Thursday, June 29, 2006
(9:05 AM) | Brad:
In Absentia
So, I graduated in absentia today. Right around this moment several of the closest friends I've ever had are sitting in a gorgeous auditorium at Glasgow University, one I've only been inside once, when I was paying my first-year fees, but I still vividly remember feeling boom of my echoing footsteps in my chest, which was matched only by the head-swelling pride of studying at a university with such a gorgeous main building. They are sitting there, perhaps bored, waiting to hear their name spoken, their hand shaken, and their degree received. They are sitting there, and I am not.I didn't expect this to bug me as much as it clearly is. When I left Glasgow nearly two years ago -- Christ, has it been so long?! -- I hadn't even given graduation a thought. This is partly because graduations have never been a big deal for me; and partly because I still had a lot of work that needed to be done before I could even submit. But, in my heart of hearts, I kind of knew that graduating with my friends was only a very dim possibility. And at the time this didn't bother me.

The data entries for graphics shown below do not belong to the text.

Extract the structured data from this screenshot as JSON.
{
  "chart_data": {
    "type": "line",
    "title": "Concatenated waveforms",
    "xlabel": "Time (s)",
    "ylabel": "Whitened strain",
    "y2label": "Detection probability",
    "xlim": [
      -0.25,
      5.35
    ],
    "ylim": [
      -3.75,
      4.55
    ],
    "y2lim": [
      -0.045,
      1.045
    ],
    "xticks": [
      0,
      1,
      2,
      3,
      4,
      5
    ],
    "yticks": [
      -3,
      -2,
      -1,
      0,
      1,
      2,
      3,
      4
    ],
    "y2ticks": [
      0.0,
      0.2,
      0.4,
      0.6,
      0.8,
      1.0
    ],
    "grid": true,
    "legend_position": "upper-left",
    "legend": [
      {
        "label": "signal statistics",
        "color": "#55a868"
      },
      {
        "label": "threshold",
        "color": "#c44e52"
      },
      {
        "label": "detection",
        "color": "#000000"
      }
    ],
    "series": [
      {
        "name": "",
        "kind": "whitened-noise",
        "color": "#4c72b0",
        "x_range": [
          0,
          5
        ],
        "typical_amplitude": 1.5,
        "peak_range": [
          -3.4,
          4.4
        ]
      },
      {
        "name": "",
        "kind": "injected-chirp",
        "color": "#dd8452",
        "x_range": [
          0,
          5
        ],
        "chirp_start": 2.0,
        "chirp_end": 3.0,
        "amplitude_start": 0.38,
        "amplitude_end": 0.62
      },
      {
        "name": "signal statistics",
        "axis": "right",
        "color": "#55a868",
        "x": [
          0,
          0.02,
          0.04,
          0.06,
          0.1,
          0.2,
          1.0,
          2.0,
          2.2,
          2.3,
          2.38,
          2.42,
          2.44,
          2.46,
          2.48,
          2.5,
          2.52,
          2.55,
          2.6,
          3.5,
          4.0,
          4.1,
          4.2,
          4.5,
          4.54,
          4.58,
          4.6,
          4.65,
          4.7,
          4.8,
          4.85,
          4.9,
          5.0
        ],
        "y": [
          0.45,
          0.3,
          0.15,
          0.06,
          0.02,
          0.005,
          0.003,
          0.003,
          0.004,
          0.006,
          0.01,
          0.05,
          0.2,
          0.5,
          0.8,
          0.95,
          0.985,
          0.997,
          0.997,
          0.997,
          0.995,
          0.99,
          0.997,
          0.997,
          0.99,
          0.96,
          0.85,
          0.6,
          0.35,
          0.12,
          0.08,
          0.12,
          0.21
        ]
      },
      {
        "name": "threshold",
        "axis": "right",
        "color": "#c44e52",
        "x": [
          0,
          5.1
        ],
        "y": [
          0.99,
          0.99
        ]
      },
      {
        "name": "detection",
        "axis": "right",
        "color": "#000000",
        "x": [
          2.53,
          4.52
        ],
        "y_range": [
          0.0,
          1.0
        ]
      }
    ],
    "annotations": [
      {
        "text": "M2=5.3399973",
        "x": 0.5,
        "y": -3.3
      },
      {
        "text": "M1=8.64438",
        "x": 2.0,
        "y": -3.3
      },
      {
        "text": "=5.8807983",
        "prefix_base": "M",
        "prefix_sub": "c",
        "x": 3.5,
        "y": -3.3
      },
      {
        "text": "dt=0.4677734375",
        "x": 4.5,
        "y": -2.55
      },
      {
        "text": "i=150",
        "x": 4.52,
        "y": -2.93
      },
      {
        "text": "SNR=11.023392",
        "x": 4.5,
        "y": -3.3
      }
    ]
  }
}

But, wouldn't you know it, it does. Horribly so, in fact. Ever since paying my graduation fee in absentia -- I still owe a friend back in Scotland fifty quid for that -- receiving the official notice that I'd passed -- in a boring form letter -- I've had this distinct feeling that finishing the PhD had been decidedly anticlimactic. (It didn't help, mind, that my examiners told me at the beginning of the viva that I'd passed, and that the rest was just a formality they were required to go through.) I suppose this is the reason for desperately wanting to be in that auditorium this afternoon, bored out of my mind, but also remembering those echoes and that pride, and perhaps hearing and feeling it all again, mine & that of my friends & all the other Arts Faculty doctoral students in the class of 2006, and maybe even getting a wee bit emotional about it. Or, maybe I'm desperate for a double of whisky at my favorite whisky bar, where I proposed to K. and had more than my share of conversations about things like Dasein during moments of intoxication that rendered my English as broken as my German.
Either way, congratulations, Ladies & Lads.